[AUTOGRAPH LETTER, SIGNED, FROM JOSEPH REED TO JAMES SMITH, RELATING NEWS OF THE AMERICAN REVOLUTION]
by Reed, Joseph
Philadelphia, 1779. pp. plus integral address leaf. Folio. Old folds. Minor losses at some folds, primarily to address leaf. Minor soiling. Very good. In a red half morocco clamshell case, spine gilt. Joseph Reed, president of Pennsylvania, writes to James Smith, lawyer and signer of the Declaration of Independence, conveying a resolution of the Pennsylvania government and news of the American Revolution. Joseph Reed (1741-85) was a distinguished Philadelphia lawyer and Revolutionary officer who served as Gen. Washington's secretary and aide-de-camp, and subsequently as adjutant general of the Continental Army. He was president of Pennsylvania from late 1778 to 1781, and a counselor for the state of Pennsylvania during the Wyoming Controversy, the land dispute with Connecticut. His correspondent, James Smith, was a lawyer who served as a delegate to the Pennsylvania constitutional convention of 1776. Smith was subsequently sent to the Continental Congress, where he took his place in history among those who put their name to the Declaration of Independence. In 1784 he likewise served Pennsylvania during the Wyoming Controversy. Reed's letter indicates he is passing on to Smith a Resolution of the Board. At this time Smith was at his home in York, and the matter may have related to his service in the state assembly or his legal practice. Reed writes: "Sir, I duly received your favour & now inclose you a Resolution of the Board on the desired subject.
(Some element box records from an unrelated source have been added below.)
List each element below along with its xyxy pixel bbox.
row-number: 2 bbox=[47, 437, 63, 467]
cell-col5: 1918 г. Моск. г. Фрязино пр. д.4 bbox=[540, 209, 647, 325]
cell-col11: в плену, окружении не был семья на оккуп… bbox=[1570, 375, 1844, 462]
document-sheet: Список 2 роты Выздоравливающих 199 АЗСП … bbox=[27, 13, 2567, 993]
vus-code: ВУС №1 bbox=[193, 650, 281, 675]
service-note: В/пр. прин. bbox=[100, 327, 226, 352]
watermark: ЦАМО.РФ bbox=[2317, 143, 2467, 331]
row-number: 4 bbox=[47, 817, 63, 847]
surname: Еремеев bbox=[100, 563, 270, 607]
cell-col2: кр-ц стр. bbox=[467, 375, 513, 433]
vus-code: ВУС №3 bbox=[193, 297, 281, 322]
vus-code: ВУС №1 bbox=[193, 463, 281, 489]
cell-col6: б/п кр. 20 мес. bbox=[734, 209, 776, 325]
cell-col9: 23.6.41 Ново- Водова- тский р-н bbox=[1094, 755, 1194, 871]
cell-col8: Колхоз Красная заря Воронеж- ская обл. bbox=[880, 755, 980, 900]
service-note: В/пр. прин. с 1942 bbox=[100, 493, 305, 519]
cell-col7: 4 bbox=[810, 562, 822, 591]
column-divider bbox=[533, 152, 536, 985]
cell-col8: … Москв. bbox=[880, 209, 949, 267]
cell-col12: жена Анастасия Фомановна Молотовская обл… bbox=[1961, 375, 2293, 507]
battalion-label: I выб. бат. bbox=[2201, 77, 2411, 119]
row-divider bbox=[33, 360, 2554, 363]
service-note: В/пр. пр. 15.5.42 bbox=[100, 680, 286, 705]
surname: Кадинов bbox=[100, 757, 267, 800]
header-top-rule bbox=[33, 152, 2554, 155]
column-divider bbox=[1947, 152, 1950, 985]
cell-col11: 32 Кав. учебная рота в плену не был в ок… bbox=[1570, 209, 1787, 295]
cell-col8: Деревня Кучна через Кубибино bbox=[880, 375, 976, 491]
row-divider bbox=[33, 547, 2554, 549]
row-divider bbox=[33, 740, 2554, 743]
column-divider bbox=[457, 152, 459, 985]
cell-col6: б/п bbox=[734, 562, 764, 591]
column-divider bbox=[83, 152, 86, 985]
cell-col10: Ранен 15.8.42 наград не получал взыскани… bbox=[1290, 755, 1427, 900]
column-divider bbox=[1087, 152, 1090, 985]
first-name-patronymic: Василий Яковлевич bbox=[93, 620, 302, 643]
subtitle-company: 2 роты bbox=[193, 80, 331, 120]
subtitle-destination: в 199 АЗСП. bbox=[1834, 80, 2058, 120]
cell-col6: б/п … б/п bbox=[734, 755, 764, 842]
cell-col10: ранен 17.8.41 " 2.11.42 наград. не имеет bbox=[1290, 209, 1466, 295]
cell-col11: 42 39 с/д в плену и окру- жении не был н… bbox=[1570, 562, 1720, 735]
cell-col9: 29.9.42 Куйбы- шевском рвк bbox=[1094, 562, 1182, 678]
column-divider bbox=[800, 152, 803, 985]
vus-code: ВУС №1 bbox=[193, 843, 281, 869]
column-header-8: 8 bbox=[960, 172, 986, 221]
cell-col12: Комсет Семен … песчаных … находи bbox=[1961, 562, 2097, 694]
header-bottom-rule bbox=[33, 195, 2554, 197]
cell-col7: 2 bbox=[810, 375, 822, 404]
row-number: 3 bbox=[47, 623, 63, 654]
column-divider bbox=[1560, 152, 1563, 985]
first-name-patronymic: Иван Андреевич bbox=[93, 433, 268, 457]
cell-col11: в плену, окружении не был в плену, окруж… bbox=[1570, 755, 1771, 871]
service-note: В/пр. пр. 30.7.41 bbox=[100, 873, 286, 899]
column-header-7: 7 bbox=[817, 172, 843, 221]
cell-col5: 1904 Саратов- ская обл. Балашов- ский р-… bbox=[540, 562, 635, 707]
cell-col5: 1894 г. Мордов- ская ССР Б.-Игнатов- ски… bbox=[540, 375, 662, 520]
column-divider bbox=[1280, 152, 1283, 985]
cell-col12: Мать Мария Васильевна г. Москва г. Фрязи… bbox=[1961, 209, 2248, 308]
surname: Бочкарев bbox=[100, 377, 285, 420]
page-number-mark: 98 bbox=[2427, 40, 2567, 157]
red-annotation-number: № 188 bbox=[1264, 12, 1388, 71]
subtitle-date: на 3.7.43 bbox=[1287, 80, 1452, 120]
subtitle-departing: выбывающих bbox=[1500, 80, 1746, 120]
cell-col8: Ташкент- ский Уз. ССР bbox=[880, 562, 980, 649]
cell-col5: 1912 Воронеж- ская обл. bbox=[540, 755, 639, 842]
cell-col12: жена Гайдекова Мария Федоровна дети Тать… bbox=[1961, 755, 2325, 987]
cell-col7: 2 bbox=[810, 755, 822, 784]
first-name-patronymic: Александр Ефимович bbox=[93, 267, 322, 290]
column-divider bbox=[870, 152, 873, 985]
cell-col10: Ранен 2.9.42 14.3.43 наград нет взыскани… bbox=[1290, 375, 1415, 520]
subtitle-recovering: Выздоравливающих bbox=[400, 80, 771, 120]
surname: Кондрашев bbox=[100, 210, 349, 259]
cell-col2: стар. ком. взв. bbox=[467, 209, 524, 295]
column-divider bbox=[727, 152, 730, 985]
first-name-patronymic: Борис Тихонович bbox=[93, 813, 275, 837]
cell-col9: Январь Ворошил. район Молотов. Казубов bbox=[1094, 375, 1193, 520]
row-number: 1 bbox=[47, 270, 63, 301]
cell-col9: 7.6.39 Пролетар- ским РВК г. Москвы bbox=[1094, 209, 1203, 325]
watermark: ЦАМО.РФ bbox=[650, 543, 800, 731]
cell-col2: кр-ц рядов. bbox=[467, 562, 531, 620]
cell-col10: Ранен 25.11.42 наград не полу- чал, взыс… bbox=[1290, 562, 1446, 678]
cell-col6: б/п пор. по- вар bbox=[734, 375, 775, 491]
As soon as the Secretary can make out a Pardon in form it will be sent to you." But the real meat of the letter is in the postscript, which reads: "P.S. I cannot help congratulating you on the great events which have lately happened. The English fleet defeated, Grenada taken, the Spanish mediation rejected and of course an immediate declaration on her part. We have very authentick accounts that there will be a junction of the two fleets making in the whole 52 sail of the line. We expect every moment to hear further events from the West Indies, Count D'Estaing having gone to St. Kitts in pursuit of Byron. We are sanguine enough to expect a surrender of that island & even the fleet & troops. All is despondency & terror at New York. Clinton is gone home. Ld. Cornwallis has the command & we have every reason to expect he will confine himself to York Island."